What is missing is, what is best for children and informed understanding about preventing harm to ensure children’s emotional well being.
Current childcare policy is being established to meet the demands parents’ work place and does not reflect what is known about the importance of sensitive, responsive one to one loving care of infants which is necessary to facilitate optimum brain development during the first 30 to 36 months of life when the brain grows at its most rapid.
With out due attention to these key pre requisites for optimum brain development and emotional well being, David Cameron will not achieve his aim for his new government ‘to build a Great Briton’.
What About The Children? was established as a national charity to speak out for the emotional needs of children under three not only because they are too young to speak out for themselves but because care in these early years of life has long term implications for their future physical, mental and emotional health.
As a well trained and degree level qualified Early Learning Educarer. I agree with your very powerful article. However not everyone in childcare is as ignorant about attachment as you are making out. I work in a local authority, one of the third largest authorities in Scotland. The majority of staff with in that authority have been trained on attachment. Myself and the staff in my establishment deliver attachment workshops as part of our nursery induction to new parents. We carryout further parent workshops throughout the year to extend parents knowledge on the importance of attachment and brain development. I understand this maybe, stable door and horse situation for some parents but if they are going to reproduce in the future, we hope this will have some impact. We also deliver the attachment power point to students who attend our nursery and train them on attachment during their time with us. (another very important topic the collages are failing students on). For many years now, I have said attachment workshops should be compulsory for expecting mothers. It should be delivered as part of their anti and pre-natal care. This is something Early Years Collabrative should be focusing on. As a practitioner, I feel having vulnerable two years olds in the setting would benefit them. They would be getting an extra year in a caring, nurturing and stimulating environment. Therefore we would only have to repair two years of neglect, bad parenting, under developed brain stimulation and attachment problems instead of three. I agree there are a lot of care sectors out there who need better training and better qualified staff. However people will only work and train more if they feel valued and get paid a salary reflecting the job they actually do. The new early years collabrative should be focusing on this, instead of spending money on endless literature that is pointless and irrelevant. GIRFEC “only if it doesn’t cost money”. These initiatives only work on paper, when it comes to funding them it’s a whole different story.

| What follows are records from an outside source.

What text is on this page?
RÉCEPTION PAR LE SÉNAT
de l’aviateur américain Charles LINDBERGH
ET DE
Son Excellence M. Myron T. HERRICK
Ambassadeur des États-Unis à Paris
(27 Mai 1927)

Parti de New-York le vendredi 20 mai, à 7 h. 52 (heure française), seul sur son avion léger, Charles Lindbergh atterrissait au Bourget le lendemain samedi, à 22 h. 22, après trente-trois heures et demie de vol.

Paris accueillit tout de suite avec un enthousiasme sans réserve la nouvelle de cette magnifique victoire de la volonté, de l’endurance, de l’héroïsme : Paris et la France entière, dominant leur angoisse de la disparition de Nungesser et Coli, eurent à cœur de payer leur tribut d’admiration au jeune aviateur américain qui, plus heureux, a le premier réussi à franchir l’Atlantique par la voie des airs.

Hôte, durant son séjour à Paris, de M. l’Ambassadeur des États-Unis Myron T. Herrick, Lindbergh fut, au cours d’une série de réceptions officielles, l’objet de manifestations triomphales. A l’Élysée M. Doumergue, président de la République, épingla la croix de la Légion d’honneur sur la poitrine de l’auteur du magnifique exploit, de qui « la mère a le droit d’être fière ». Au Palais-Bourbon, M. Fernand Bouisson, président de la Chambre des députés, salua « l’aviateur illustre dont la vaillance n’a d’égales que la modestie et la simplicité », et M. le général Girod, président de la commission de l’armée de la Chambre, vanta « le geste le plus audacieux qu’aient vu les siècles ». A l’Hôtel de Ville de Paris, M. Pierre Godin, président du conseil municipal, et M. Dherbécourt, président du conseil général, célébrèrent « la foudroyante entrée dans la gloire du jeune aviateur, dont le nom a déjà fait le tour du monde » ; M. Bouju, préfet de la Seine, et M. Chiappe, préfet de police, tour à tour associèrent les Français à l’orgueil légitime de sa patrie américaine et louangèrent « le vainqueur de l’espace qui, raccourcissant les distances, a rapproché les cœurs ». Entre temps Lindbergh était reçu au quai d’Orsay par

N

I sincerely hope Nicola and David read your article and call. I couldn’t agree with you more. I am an SNP supporter but on this issue a LOT more work needs to be done by the Scottish Government, and not just with regard to nursery. Give parents good information before their baby is even born. I would have found that invaluable and far more informative than my NHS ante natal classes. Educate and support parents. If parents knew how much and in what ways their child’s brain develops in those first 3 years, a lot of different choices might be made. Thank you for writing this and I hope it reaches the appropriate ears.
“WHAT DOES IT TAKE to help these same politicians recognise that they hurt not just individual children and families with inadequate childcare policy? They also hurt the whole of the society they were elected to serve, as shown in studies of Adverse Childhood Experiences. Moreover, the analyses of economists like James Heckman confirm that, in failing to invest in high quality childcare, they actually waste the money we have trusted them to spend. ” People need to see the big picture, especially politicians.